Hideki Murai (村井 英樹, Murai Hideki) is a Japanese politician who served as Deputy Chief Cabinet Secretary from 2023 to 2024. A member of the Liberal Democratic Party. He has represented Saitama 1st district in the House of Representatives since 2012.

Born in Saitama Prefecture and educated at the University of Tokyo, Murai was an official in the Ministry of Finance before entering politics.

==Biography==
Hideki Murai was born on 14 May 1980 in Urawa, Saitama Prefecture. After attending Kaijo Academy, he studied at the University of Tokyo. Initially a science major, he switched to study international politics, and joined the Ministry of Finance after graduating in 2003. Murai was involved in FTA negotiations and tax administration and was also seconded to the Ministry of Agriculture, Forestry and Fisheries.

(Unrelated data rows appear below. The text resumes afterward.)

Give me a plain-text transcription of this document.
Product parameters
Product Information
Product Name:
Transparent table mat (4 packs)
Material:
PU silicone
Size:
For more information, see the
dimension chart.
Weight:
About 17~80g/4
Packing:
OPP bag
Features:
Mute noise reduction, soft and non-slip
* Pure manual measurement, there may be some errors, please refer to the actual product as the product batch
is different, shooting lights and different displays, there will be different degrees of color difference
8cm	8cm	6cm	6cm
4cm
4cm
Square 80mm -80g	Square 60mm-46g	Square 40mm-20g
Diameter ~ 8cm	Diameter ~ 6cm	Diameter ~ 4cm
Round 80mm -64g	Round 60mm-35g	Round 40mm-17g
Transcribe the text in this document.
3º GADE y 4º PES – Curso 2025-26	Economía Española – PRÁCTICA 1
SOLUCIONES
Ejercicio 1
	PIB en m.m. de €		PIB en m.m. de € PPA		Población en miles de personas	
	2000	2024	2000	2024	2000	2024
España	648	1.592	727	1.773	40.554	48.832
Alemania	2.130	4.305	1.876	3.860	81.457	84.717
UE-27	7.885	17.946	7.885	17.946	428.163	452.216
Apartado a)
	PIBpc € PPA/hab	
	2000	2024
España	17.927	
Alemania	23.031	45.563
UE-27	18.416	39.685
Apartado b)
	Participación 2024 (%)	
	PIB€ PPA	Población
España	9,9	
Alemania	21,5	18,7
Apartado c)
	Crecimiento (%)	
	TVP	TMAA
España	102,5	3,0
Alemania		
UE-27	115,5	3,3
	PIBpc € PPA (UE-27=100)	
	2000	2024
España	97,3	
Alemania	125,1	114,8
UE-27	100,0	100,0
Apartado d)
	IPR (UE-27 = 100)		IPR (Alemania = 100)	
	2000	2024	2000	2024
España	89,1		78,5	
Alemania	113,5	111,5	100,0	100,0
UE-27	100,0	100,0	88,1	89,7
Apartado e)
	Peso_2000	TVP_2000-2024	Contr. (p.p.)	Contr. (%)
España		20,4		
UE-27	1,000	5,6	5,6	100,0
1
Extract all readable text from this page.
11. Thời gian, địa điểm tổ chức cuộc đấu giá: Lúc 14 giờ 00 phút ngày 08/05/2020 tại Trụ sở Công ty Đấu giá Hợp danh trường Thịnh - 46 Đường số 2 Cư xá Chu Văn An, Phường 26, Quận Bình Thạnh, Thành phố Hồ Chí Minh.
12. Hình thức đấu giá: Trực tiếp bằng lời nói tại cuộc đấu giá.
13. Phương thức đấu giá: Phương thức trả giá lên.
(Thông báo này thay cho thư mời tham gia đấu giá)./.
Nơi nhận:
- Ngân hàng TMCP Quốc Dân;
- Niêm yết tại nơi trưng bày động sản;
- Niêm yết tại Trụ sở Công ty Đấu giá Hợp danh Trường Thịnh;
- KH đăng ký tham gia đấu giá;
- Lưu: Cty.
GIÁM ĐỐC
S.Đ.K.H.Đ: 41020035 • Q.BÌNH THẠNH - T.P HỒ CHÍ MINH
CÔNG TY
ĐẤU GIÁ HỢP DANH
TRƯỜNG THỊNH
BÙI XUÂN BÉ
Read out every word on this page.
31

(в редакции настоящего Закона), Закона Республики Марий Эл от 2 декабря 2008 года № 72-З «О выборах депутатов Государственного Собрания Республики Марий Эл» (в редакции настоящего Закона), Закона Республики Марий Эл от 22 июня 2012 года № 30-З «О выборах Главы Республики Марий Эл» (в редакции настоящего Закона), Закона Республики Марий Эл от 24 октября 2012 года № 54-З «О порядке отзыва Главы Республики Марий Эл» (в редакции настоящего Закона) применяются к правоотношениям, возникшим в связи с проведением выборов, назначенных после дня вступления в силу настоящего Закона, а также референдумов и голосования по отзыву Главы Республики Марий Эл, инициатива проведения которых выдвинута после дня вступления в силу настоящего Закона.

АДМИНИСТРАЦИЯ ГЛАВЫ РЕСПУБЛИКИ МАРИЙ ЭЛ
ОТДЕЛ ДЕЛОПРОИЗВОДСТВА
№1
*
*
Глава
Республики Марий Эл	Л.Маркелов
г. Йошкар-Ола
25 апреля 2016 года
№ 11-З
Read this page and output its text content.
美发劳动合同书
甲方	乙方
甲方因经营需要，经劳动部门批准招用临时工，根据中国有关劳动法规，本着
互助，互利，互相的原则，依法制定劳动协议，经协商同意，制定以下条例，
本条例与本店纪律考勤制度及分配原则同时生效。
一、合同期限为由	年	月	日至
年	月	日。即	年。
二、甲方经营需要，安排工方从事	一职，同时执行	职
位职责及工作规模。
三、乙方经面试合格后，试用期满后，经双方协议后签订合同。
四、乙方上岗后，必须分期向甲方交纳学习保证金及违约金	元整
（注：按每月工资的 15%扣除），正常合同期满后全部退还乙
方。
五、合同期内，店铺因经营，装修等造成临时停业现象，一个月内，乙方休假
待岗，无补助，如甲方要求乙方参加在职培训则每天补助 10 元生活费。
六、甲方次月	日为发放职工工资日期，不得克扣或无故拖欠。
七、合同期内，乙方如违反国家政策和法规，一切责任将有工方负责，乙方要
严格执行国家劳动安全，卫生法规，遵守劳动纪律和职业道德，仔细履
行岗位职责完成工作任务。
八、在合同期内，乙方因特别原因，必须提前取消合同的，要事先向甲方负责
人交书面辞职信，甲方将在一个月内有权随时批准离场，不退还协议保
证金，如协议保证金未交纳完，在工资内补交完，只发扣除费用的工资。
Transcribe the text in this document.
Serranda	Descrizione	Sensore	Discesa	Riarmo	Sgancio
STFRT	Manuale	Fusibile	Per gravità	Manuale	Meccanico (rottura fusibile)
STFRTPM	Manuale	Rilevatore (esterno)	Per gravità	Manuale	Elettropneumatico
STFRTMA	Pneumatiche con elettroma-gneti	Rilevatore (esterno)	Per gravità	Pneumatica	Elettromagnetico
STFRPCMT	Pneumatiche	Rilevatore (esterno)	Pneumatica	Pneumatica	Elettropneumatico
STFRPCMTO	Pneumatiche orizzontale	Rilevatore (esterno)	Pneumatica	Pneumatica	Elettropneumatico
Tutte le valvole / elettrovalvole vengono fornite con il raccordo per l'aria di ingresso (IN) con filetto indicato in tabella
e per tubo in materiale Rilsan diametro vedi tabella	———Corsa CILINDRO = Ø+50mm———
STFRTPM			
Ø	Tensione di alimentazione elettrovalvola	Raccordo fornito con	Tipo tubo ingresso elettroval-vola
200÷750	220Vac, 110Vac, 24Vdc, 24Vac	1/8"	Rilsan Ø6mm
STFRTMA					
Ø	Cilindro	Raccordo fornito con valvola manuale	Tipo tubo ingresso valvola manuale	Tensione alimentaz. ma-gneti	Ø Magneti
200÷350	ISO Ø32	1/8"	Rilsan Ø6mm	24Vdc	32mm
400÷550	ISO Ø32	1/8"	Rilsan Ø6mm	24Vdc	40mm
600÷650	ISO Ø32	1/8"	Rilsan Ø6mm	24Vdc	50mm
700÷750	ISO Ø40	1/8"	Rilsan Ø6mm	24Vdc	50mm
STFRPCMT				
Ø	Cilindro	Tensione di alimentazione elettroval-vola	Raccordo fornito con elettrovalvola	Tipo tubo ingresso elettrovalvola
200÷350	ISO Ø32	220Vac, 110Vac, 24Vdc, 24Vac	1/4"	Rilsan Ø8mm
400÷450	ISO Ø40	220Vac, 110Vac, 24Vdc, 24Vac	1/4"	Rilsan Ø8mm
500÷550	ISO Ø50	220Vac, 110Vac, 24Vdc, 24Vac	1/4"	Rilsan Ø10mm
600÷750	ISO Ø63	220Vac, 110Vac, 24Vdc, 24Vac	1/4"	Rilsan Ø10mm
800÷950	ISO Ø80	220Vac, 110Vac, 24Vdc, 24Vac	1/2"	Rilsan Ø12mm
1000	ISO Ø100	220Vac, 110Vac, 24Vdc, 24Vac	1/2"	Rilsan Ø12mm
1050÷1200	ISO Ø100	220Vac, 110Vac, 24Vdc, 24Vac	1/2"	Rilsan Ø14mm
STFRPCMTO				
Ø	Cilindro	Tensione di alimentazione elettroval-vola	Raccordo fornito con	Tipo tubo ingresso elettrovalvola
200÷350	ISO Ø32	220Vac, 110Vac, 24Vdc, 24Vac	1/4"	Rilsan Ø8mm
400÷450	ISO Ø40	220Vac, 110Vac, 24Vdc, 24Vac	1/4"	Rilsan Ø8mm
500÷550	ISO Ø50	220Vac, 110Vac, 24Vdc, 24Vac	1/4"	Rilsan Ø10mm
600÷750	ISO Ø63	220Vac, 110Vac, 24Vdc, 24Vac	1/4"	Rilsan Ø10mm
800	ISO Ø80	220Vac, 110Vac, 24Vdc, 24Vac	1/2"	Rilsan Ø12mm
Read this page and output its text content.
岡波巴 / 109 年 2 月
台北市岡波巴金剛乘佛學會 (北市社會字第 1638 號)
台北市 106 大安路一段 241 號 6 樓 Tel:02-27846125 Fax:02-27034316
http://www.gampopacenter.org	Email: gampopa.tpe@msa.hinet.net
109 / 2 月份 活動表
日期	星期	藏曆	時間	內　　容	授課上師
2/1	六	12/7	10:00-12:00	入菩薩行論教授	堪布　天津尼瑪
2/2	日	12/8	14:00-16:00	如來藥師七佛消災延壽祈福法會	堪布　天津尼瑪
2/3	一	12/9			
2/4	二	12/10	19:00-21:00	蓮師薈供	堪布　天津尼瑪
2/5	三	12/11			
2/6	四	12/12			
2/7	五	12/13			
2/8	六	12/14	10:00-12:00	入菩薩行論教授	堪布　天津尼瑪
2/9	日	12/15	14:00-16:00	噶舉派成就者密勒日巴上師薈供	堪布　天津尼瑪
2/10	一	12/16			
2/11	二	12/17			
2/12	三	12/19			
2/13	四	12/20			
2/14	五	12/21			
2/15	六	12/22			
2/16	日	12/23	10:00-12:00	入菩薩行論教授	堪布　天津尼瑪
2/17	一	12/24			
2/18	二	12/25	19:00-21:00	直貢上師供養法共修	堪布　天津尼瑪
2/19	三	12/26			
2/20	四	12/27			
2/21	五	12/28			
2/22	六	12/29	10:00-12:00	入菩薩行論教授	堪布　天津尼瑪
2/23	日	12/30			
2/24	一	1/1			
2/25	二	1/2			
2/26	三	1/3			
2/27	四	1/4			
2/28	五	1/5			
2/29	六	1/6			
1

While in the Ministry he attended Harvard University and graduated in 2010. Murai left the ministry the following year and applied to become a candidate for the Liberal Democratic Party in the upcoming election.

Murai was elected as the LDP candidate for Saitama 1st district in the 2012 House of Representatives election, in which the LDP regained power. Murai joined the Kōchikai and became a close aide to its leader Fumio Kishida. In 2021, Murai headed the ruling Liberal Democratic Party's panel on digital currencies.

After Fumio Kishida became prime minister, he appointed Murai as Special Adviser to the Prime Minister for Domestic Economic and other special issues. In the September 2023 reshuffle he was promoted to Deputy Chief Cabinet Secretary. He stepped down along with the cabinet in October 2024.